There have been a few heart-stopping moments in Ireland’s efforts to build from the back under Kenny, but based on the evidence so far, it is working pretty well. Ireland lack the craft to cut open defences higher up the pitch, so they need to create space in which to play. 

They did that many times against Serbia, usually finding McClean on the left, whose crosses were much better than on Saturday, though went totally unrewarded. Ireland are clearly coached to form patterns to beat an opponent press – big progress from the Luxembourg debacle – but they are still desperately lacking a threat in central attacking areas.

Ireland have improved in playing around opponents and getting to the final third, but against Serbia, they struggled to make anything happen once they got there, relying last night on a comedy own-goal to equalise without creating a chance of note beyond Omobamidele’s long-range pile-driver. 
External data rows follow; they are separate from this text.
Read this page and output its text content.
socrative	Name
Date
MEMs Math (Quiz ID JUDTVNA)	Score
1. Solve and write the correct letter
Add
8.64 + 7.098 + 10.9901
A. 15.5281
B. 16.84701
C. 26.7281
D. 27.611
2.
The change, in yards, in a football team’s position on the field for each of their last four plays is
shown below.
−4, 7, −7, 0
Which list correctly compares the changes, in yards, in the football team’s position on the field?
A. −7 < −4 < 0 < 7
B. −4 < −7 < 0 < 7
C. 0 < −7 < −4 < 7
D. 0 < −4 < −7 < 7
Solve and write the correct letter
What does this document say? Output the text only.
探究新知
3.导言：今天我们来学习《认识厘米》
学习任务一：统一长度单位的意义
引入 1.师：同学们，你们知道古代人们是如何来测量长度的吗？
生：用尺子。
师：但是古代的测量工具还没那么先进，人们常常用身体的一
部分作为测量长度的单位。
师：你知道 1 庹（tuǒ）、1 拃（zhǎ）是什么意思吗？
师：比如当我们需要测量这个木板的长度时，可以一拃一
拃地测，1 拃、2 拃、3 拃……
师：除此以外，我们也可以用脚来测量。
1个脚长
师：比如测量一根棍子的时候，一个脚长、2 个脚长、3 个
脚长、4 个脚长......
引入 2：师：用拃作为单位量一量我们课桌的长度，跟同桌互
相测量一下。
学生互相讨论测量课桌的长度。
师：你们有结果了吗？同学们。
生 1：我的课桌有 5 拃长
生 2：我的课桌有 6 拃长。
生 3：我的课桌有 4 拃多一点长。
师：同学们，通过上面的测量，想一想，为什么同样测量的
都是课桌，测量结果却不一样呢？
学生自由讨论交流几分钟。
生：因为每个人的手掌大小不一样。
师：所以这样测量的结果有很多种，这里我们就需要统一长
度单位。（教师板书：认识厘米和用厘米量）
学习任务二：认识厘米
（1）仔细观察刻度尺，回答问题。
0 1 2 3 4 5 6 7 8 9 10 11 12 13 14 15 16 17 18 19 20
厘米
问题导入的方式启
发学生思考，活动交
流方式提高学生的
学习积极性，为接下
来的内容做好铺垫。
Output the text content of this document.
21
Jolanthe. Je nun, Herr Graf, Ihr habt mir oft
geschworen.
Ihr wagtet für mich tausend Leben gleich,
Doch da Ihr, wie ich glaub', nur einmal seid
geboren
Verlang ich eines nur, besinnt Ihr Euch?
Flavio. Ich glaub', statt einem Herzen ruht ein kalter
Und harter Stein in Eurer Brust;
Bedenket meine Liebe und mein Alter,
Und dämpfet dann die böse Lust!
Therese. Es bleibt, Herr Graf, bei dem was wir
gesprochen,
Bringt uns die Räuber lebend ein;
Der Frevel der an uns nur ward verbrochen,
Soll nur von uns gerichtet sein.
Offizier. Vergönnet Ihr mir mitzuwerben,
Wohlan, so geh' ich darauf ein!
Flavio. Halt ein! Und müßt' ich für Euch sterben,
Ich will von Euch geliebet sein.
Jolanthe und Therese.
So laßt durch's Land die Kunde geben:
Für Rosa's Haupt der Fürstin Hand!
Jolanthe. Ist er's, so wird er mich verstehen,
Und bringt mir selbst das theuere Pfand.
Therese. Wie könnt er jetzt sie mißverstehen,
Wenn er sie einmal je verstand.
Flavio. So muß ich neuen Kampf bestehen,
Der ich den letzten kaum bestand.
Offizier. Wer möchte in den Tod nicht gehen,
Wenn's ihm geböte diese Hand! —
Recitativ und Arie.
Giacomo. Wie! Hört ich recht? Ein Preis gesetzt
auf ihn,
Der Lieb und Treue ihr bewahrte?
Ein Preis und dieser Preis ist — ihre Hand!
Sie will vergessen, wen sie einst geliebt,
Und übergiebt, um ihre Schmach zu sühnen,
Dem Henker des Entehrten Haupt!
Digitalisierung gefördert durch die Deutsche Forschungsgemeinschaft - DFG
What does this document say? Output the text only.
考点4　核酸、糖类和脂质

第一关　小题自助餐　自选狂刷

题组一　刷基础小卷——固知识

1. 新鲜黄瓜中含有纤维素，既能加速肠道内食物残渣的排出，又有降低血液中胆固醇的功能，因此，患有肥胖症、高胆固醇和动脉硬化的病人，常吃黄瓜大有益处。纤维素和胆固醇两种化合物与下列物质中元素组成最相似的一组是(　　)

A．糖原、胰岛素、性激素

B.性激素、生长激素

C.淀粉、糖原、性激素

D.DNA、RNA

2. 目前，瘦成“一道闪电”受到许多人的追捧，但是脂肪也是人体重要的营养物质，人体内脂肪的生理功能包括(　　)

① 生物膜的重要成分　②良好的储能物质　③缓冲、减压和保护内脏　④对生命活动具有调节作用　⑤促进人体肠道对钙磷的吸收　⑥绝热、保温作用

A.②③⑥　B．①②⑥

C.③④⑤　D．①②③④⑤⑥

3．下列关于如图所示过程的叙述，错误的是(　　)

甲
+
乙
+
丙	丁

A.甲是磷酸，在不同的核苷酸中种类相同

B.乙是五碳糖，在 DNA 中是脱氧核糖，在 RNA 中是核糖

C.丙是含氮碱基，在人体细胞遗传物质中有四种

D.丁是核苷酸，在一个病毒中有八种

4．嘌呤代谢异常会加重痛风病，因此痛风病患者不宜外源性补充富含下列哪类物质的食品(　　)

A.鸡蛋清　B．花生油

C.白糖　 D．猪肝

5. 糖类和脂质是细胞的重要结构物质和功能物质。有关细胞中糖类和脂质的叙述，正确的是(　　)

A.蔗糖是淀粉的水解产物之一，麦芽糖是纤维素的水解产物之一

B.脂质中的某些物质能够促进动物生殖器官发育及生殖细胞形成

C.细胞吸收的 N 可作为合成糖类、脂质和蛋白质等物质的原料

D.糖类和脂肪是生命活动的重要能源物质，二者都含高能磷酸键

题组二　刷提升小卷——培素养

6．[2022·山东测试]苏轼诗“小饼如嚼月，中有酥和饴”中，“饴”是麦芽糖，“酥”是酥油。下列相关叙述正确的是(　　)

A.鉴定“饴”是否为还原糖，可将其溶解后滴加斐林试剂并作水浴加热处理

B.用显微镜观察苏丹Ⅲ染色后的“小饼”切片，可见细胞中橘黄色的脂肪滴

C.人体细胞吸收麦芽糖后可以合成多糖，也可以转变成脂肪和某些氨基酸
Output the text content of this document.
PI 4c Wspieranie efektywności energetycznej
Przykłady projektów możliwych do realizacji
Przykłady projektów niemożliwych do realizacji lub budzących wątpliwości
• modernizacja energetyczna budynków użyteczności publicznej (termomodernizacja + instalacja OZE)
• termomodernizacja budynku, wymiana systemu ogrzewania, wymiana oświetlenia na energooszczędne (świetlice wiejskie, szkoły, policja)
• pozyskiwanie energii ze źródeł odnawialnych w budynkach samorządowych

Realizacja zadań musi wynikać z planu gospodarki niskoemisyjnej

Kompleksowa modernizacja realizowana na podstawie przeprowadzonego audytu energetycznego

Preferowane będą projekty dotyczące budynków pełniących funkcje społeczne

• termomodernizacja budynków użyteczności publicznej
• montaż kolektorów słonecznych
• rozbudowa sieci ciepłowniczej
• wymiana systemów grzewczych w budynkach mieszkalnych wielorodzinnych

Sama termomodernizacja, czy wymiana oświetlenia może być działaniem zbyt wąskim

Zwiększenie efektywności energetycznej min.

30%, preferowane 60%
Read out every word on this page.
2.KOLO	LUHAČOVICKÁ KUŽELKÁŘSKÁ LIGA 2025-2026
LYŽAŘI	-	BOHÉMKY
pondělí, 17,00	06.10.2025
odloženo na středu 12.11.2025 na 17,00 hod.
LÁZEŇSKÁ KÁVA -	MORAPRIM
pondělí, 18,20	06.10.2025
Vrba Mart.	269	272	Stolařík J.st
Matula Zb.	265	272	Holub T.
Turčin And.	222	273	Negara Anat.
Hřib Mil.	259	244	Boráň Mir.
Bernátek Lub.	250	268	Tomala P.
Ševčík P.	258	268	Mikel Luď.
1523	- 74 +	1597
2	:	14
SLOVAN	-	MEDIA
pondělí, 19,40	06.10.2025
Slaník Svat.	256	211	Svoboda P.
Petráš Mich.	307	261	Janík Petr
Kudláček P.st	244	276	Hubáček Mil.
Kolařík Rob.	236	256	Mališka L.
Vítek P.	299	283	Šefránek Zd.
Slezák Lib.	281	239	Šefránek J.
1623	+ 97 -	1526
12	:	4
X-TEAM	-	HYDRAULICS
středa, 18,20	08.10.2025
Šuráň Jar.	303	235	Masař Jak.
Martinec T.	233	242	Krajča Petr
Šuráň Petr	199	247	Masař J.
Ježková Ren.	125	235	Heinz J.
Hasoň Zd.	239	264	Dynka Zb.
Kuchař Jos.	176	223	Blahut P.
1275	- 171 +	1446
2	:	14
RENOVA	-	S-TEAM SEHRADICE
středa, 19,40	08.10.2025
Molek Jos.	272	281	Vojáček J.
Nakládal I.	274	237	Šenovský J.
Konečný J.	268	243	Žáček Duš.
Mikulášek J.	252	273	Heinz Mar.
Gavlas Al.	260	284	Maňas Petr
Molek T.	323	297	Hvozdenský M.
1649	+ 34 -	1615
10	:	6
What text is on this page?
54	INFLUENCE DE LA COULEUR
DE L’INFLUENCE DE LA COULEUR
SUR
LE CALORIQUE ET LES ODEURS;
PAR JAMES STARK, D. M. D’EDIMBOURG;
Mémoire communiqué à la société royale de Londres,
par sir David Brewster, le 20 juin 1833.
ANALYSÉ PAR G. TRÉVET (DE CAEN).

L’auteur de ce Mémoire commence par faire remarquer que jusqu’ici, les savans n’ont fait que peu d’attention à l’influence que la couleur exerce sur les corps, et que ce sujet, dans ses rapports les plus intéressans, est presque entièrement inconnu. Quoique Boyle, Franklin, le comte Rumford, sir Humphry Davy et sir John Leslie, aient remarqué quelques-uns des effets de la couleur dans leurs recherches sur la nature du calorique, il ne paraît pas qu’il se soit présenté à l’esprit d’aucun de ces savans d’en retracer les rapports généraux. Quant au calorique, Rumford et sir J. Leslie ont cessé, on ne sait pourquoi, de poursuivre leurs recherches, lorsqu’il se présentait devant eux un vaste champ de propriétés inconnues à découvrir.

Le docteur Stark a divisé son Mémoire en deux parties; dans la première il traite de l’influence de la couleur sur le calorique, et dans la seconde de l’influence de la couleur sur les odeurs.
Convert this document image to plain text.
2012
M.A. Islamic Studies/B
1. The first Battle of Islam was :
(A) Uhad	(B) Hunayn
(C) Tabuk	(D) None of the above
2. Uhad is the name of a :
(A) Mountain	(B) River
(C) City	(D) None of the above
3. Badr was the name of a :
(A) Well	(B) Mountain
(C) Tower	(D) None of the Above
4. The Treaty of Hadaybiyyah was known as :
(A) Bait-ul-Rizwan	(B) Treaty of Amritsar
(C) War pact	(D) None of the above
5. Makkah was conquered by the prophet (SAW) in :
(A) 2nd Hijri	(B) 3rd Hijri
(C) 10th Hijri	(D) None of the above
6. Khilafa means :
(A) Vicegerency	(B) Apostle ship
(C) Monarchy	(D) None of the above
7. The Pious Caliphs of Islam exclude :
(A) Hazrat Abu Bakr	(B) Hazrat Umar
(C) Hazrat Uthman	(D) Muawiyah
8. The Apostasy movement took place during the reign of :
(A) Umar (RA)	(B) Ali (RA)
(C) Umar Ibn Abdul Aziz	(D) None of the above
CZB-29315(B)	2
Ireland had just five touches in the opposition box against Serbia, the lowest figure they’ve recorded since the friendly shellacking against England last year.

That Ireland had to rely on such an outstanding display by Bazunu has been portrayed as a failure, but keep in mind the quality of the side they faced last night: Aleksander Mitrovic was the top scorer across all qualifying groups going into last night’s game, while Dusan Tadic led the way in assists. 

Ireland remain a side stuck in progress, still held back by some of their old failings and still redeemed by some of their old strengths. We’ve seen good and bad from them over this window, just as we saw in March. 

In a fraught and polarised debate, the accurate picture lies somewhere in the middle. 

It’s for the FAI to pick through it when all is said and done in November.